Doenças Tropicais Negligenciadas em Angola: Mapeamento Revela Alta Endemia em Mais de 300 Municípios

Yuri Kiluanji 30/01/2026
Doenças Tropicais Negligenciadas em Angola: Mapeamento Revela Alta Endemia em Mais de 300 Municípios

Angola Enfrenta Desafio Alarmante com Doenças Tropicais Negligenciadas: Um Novo Mapeamento Revela a Extensão do Problema

Angola está a lidar com um cenário preocupante no que diz respeito à incidência de Doenças Tropicais Negligenciadas (DTNs). Um recente mapeamento realizado pelo Programa Nacional de Combate às Doenças Tropicais Negligenciadas trouxe à tona números alarmantes, indicando que a maioria dos municípios angolanos é endémica para diversas destas enfermidades.

Esquistossomíase: Uma Preocupação Urgente

Um dos dados mais críticos divulgados pelo Ministério da Saúde aponta para 184 municípios endémicos com casos de esquistossomíase, de um total de 326 municípios existentes no país. Isso significa que mais da metade dos municípios angolanos são considerados focos desta doença, que tem um impacto significativo na saúde da população.
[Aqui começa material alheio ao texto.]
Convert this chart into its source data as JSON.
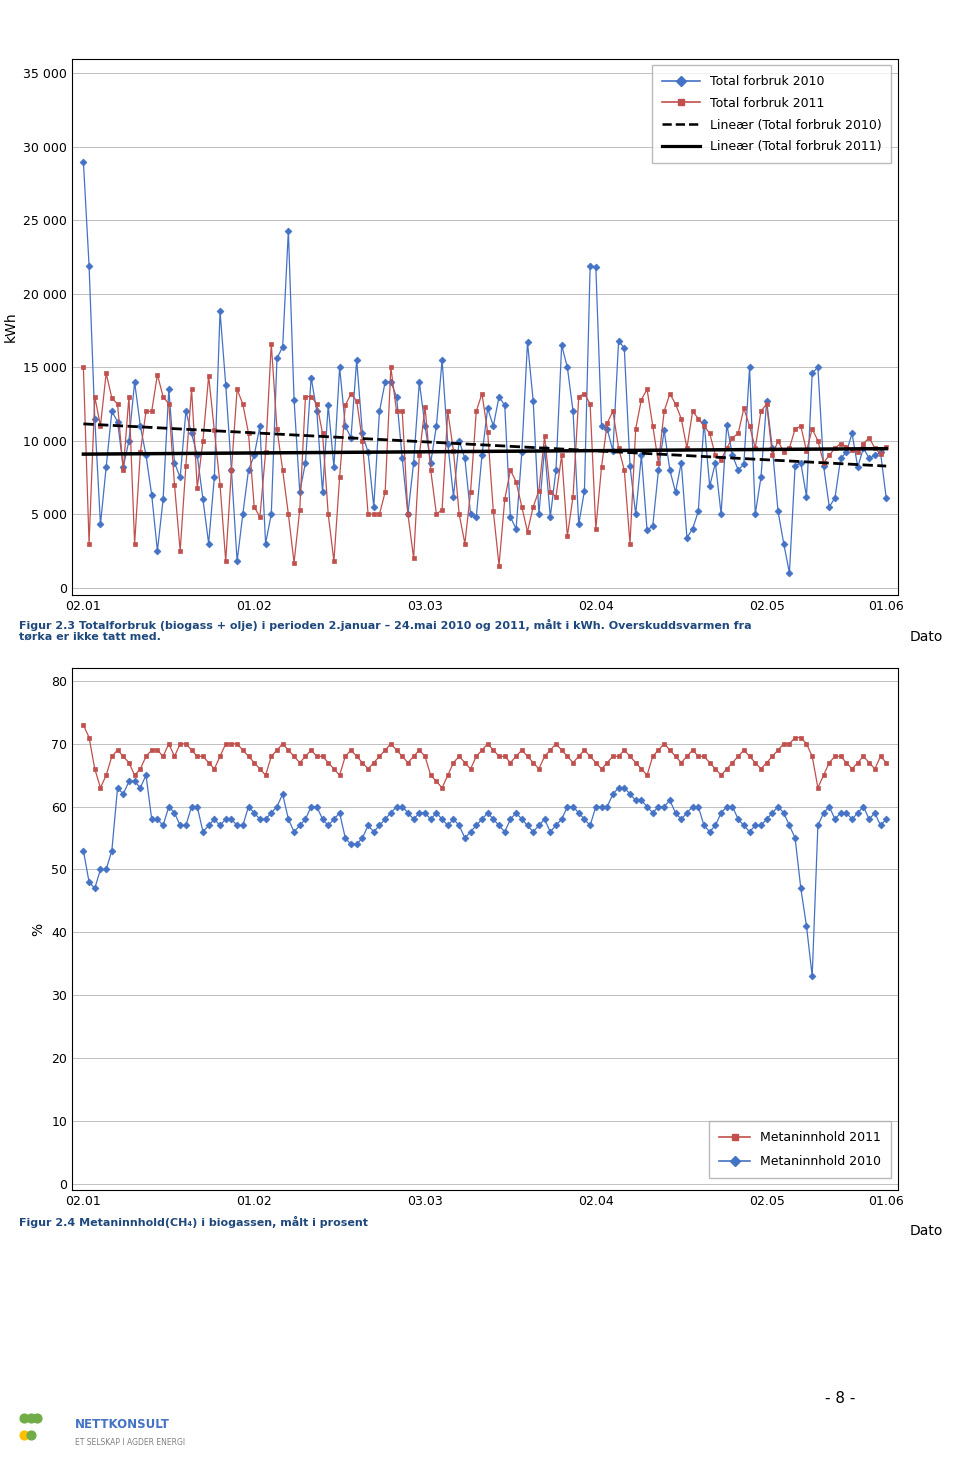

Outras DTNs em Risco: Filariose e Oncocercose

O mapeamento também revelou a extensão de outras DTNs endémicas em Angola. A filariose linfática, por exemplo, foi identificada como endémica em 74 municípios. Já a oncocercose, popularmente conhecida como a "cegueira dos rios", afeta diretamente 94 municípios angolanos, representando uma grave ameaça à visão e qualidade de vida de muitos cidadãos.

O Panorama das Doenças Tropicais Negligenciadas em Angola

Segundo Cecília de Almeida, coordenadora do Programa Nacional de Combate às Doenças Tropicais Negligenciadas, a OMS classifica 21 DTNs, das quais Angola registra a presença de dezasseis. Deste preocupante leque, quatro doenças se destacam pela sua alta incidência: a lepra, a dracunculose, a filária (filariose linfática) e o tracoma.

A Necessidade de Ação e Conscientização

Estes dados sublinham a urgência de intensificar os esforços de combate e prevenção contra as Doenças Tropicais Negligenciadas em Angola. A ampla distribuição geográfica destas doenças exige uma resposta coordenada e robusta, com investimentos em saneamento básico, acesso à água potável, diagnóstico precoce e tratamento eficaz. A conscientização da população sobre as formas de transmissão e prevenção é igualmente fundamental para reverter este quadro alarmante.

O mapeamento é um passo importante para direcionar as ações de saúde pública, mas a verdadeira batalha reside na implementação de estratégias eficazes e sustentáveis para erradicar ou, ao menos, controlar a disseminação destas enfermidades que afetam inúmeras vidas em Angola.